Mol Cytogenet. 2018 Jan 11:11:2. doi: 10.1186/s13039-017-0352-2. eCollection 2018.

Abstract

Background: The majority of the cases of bone marrow failure syndromes/aplastic anaemias (BMFS/AA) are non-hereditary and considered idiopathic (80-85%). The peripheral blood picture is variable, with anaemia, neutropenia and/or thrombocytopenia, and the patients with idiopathic BMFS/AA may have a risk of transformation into a myelodysplastic syndrome (MDS) and/or an acute myeloid leukaemia (AML), as ascertained for all inherited BMFS. We already reported four patients with different forms of BMFS/AA with chromosome anomalies as primary etiologic event: the chromosome changes exerted an effect on specific genes, namely RUNX1, MPL, and FLI1, leading to the disease.

Results: We report two further patients with non-hereditary BM failure, with diagnosis of severe aplastic anaemia and pancytopenia caused by two different constitutional structural anomalies involving chromosome 8, and possibly leading to the disorder due to effects on the RUNX1T1 gene, which was hypo-expressed and hyper-expressed, respectively, in the two patients. The chromosome change was unbalanced in one patient, and balanced in the other one.

Conclusions: We analyzed the sequence of events in the pathogenesis of the disease in the two patients, including a number of non-haematological signs present in the one with the unbalanced anomaly. We demonstrated that in these two patients the primary event causing BMFS/AA was the constitutional chromosome anomaly.

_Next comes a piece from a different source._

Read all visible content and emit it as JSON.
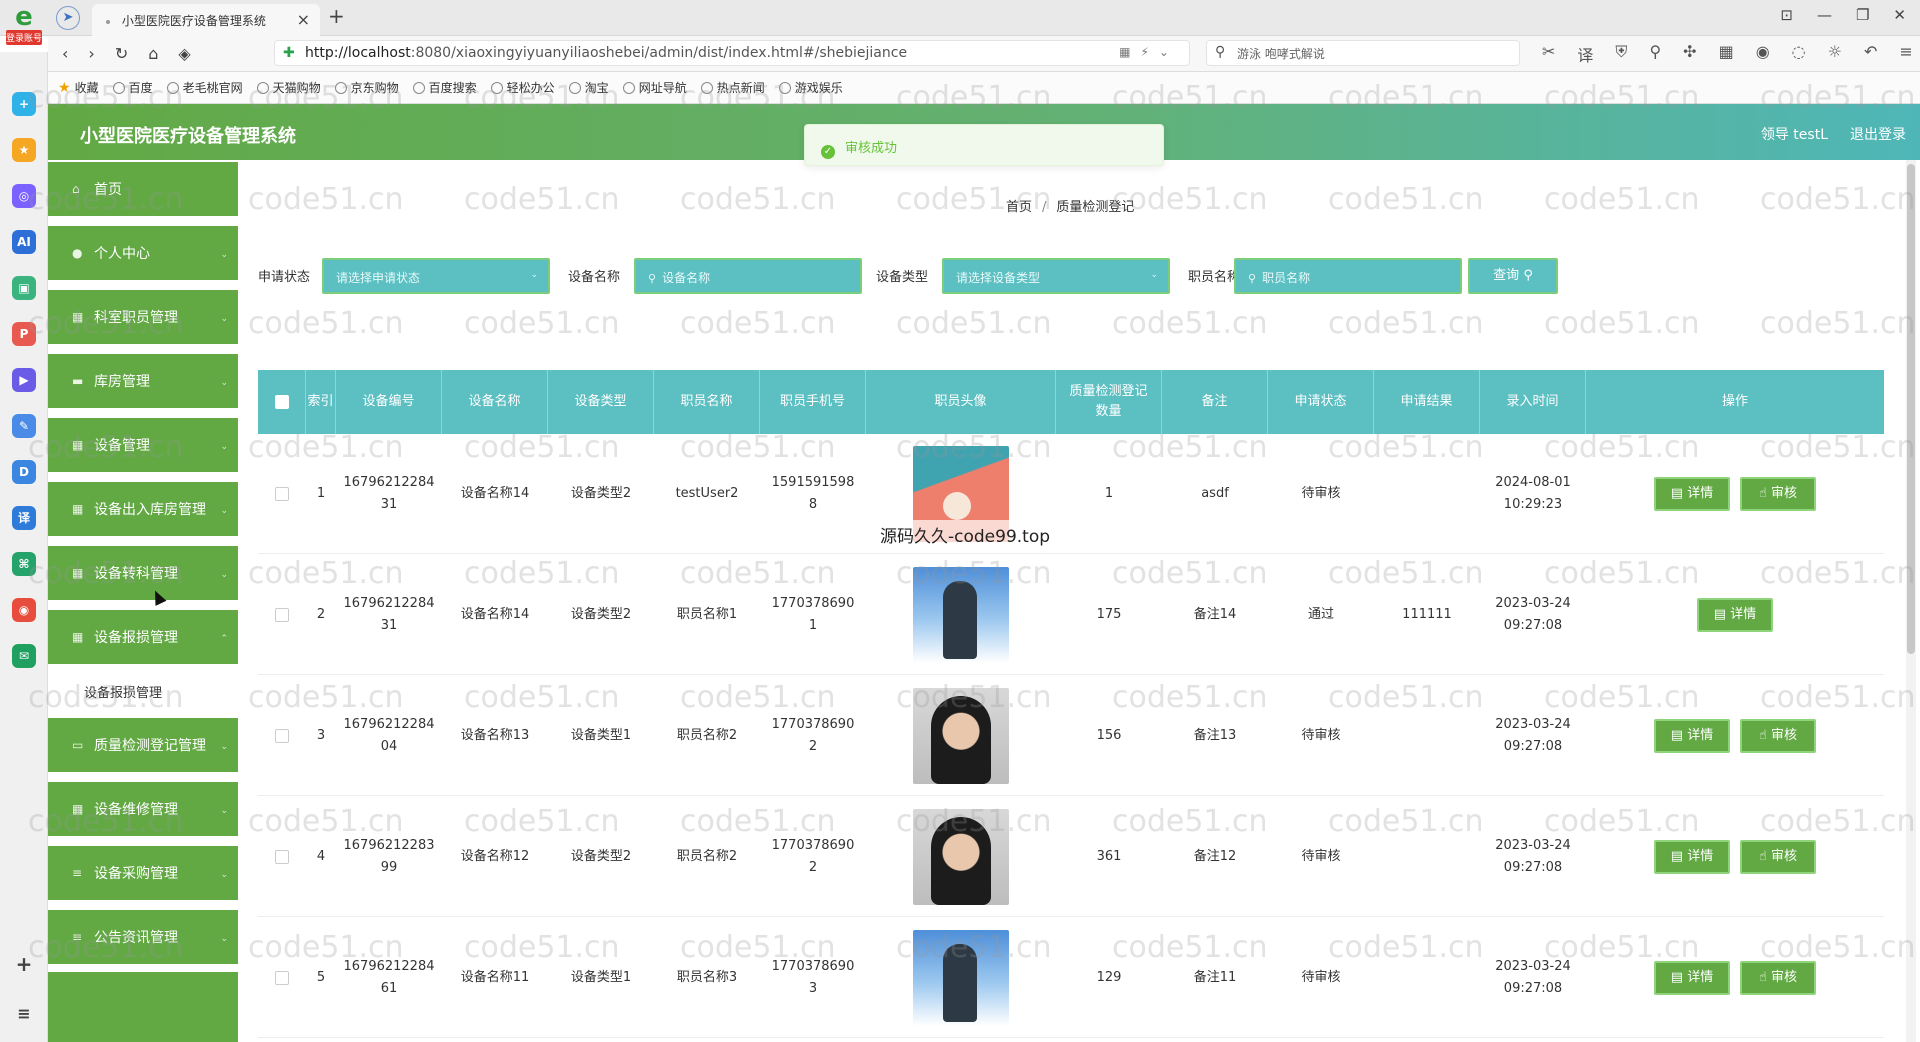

If we take into account the cohort of 219 patients with a similar diagnosis in whom we made cytogenetic studies in the years 2003-2017, we conclude that cytogenetic investigations were instrumental to reach a diagnosis in 52 of them. We postulate that a chromosome change is the primary cause of BMFS/AA in a not negligible proportion of cases, as it was ascertained in 6 of these patients.

Keywords: Chromosome 2; Chromosome 8; Chromosome structural anomalies; Pancytopenia; RUNX1T1 gene; Severe aplastic anaemia.